Brief Fact Summary. The seller of a piece of real property promised to provide marketable and insurable title to the buyer, but breached that promise.
Synopsis of Rule of Law. A buyer can recover benefit of the bargain damages when the seller breaches an executory contract involving the sale of real property.
Compensatory damages are designed to put the injured party in as good a position as he would have had if performance had been rendered as promised.View Full Point of Law
Issue. What is the property damage calculation for a buyer, when the seller breaches an executory agreement?
Held. The court first examined whether the Plaintiffs were entitled to compensatory damages. The court discounted the English rule and adopted the American rule. The court observed "[t]here is no sound basis why benefit of the bargain damages should not be awarded whether the subject matter of the contract is realty or personalty." Further, "[t]he innocent purchaser should be permitted to recover benefit of the bargain damages irrespective of the good or bad faith of the seller." Moreover, "[w]here, as here, the seller agreed that title would be marketable, the seller's liability should depend upon his breach of that promise." As such, here, since the Defendant agreed to provide the Plaintiffs with marketable title, and did not do so, the Defendant is responsible for damages due to its lapse.
• The court then observed that "[c]ompensatory damages are designed 'to put the injured party in as good a position as he would have had if performance had been rendered as promised.' " The reasonable expectation of the parties, governs what the position is. Accordingly, "the defendant is not chargeable for loss that he did not have reason to foresee as a probable result of the breach when the contract was made." Additionally, "the loss must be a reasonably certain consequence of the breach although the exact amount of the loss need not be certain." The court found that the financing provision was an integral part of the transaction. Further, in certain situations "interest rate differentials are an appropriate measure of damages." For example, "[w]here the buyer has obtained specific performance, but because of the delay has incurred higher mortgage rates, then his loss clearly should include the higher financing cost." The court recognized "an interest differential occasioned by the seller's default might be a proper factor in fixing damages where the buyer shortly thereafter purchased another property financed at a higher interest rate." The court found this was not the case here, because the Defendant was not in the business of lending money, but selling a home. As such, the Plaintiffs "would be entitled to the difference between $58,900 and that fair market value." Moreover, "[i]f the fair market value was not more than the contract price, the plaintiffs would not have established any damage ascribable to the loss of the bargain."

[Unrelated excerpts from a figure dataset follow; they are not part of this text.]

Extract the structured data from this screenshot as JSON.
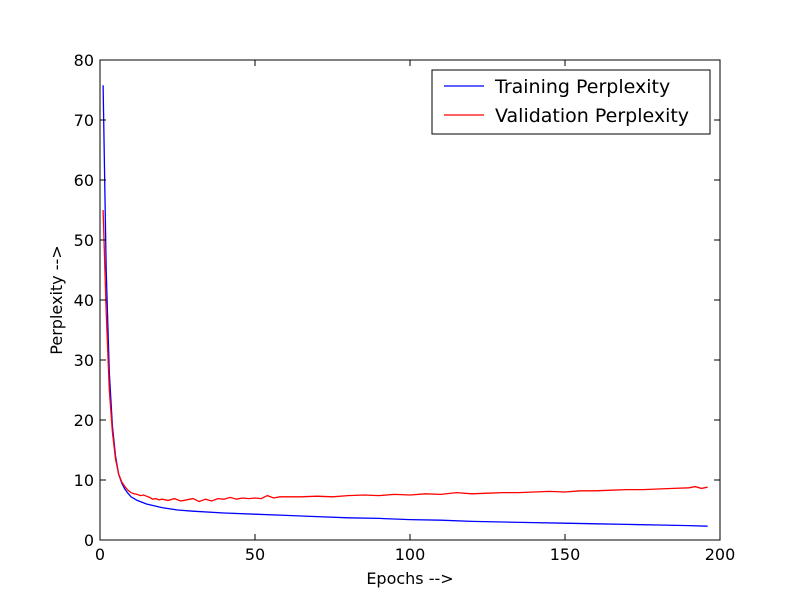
{
  "chart_data": {
    "type": "line",
    "xlabel": "Epochs -->",
    "ylabel": "Perplexity -->",
    "xlim": [
      0,
      200
    ],
    "ylim": [
      0,
      80
    ],
    "xticks": [
      0,
      50,
      100,
      150,
      200
    ],
    "yticks": [
      0,
      10,
      20,
      30,
      40,
      50,
      60,
      70,
      80
    ],
    "grid": false,
    "legend_position": "top-right",
    "series": [
      {
        "name": "Training Perplexity",
        "color": "#0000ff",
        "points": [
          [
            1,
            75.8
          ],
          [
            2,
            45
          ],
          [
            3,
            28
          ],
          [
            4,
            19
          ],
          [
            5,
            14
          ],
          [
            6,
            11
          ],
          [
            7,
            9.5
          ],
          [
            8,
            8.5
          ],
          [
            9,
            7.8
          ],
          [
            10,
            7.2
          ],
          [
            12,
            6.6
          ],
          [
            15,
            6.0
          ],
          [
            20,
            5.4
          ],
          [
            25,
            5.0
          ],
          [
            30,
            4.8
          ],
          [
            40,
            4.5
          ],
          [
            50,
            4.3
          ],
          [
            60,
            4.1
          ],
          [
            70,
            3.9
          ],
          [
            80,
            3.7
          ],
          [
            90,
            3.6
          ],
          [
            100,
            3.4
          ],
          [
            110,
            3.3
          ],
          [
            120,
            3.1
          ],
          [
            130,
            3.0
          ],
          [
            140,
            2.9
          ],
          [
            150,
            2.8
          ],
          [
            160,
            2.7
          ],
          [
            170,
            2.6
          ],
          [
            180,
            2.5
          ],
          [
            190,
            2.4
          ],
          [
            196,
            2.3
          ]
        ]
      },
      {
        "name": "Validation Perplexity",
        "color": "#ff0000",
        "points": [
          [
            1,
            55
          ],
          [
            2,
            38
          ],
          [
            3,
            25
          ],
          [
            4,
            18
          ],
          [
            5,
            13.5
          ],
          [
            6,
            11
          ],
          [
            7,
            9.7
          ],
          [
            8,
            8.9
          ],
          [
            9,
            8.3
          ],
          [
            10,
            7.9
          ],
          [
            11,
            7.7
          ],
          [
            12,
            7.6
          ],
          [
            13,
            7.4
          ],
          [
            14,
            7.5
          ],
          [
            15,
            7.3
          ],
          [
            16,
            7.1
          ],
          [
            17,
            6.8
          ],
          [
            18,
            6.9
          ],
          [
            19,
            6.7
          ],
          [
            20,
            6.8
          ],
          [
            22,
            6.6
          ],
          [
            24,
            6.9
          ],
          [
            26,
            6.5
          ],
          [
            28,
            6.7
          ],
          [
            30,
            6.9
          ],
          [
            32,
            6.4
          ],
          [
            34,
            6.8
          ],
          [
            36,
            6.5
          ],
          [
            38,
            6.9
          ],
          [
            40,
            6.8
          ],
          [
            42,
            7.1
          ],
          [
            44,
            6.8
          ],
          [
            46,
            7.0
          ],
          [
            48,
            6.9
          ],
          [
            50,
            7.0
          ],
          [
            52,
            6.9
          ],
          [
            54,
            7.4
          ],
          [
            56,
            7.0
          ],
          [
            58,
            7.2
          ],
          [
            60,
            7.2
          ],
          [
            65,
            7.2
          ],
          [
            70,
            7.3
          ],
          [
            75,
            7.2
          ],
          [
            80,
            7.4
          ],
          [
            85,
            7.5
          ],
          [
            90,
            7.4
          ],
          [
            95,
            7.6
          ],
          [
            100,
            7.5
          ],
          [
            105,
            7.7
          ],
          [
            110,
            7.6
          ],
          [
            115,
            7.9
          ],
          [
            120,
            7.7
          ],
          [
            125,
            7.8
          ],
          [
            130,
            7.9
          ],
          [
            135,
            7.9
          ],
          [
            140,
            8.0
          ],
          [
            145,
            8.1
          ],
          [
            150,
            8.0
          ],
          [
            155,
            8.2
          ],
          [
            160,
            8.2
          ],
          [
            165,
            8.3
          ],
          [
            170,
            8.4
          ],
          [
            175,
            8.4
          ],
          [
            180,
            8.5
          ],
          [
            185,
            8.6
          ],
          [
            190,
            8.7
          ],
          [
            192,
            8.9
          ],
          [
            194,
            8.6
          ],
          [
            196,
            8.8
          ]
        ]
      }
    ]
  }
}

Dissent. The dissenting judge would have phrased the issue as follows: "[W]hether out of pocket costs or benefit of the bargain damages are to be awarded for breach of an executory contract for the sale of real estate when the contract does not close because of a defect in title unknown to the seller at the time of execution of the contract." The dissent advocated that the American rule adopted by the majority, should not be applied where the seller is entirely not at fault, with respect to the defect in title. The dissent argued that the majority's rule improperly penalizes the unwary. Instead, the dissent advocated the position adopted by the Commissioners on Uniform State Laws.
Discussion. It is interesting to recognize when damages based on changed interest rates can be awarded and when they are inappropriate.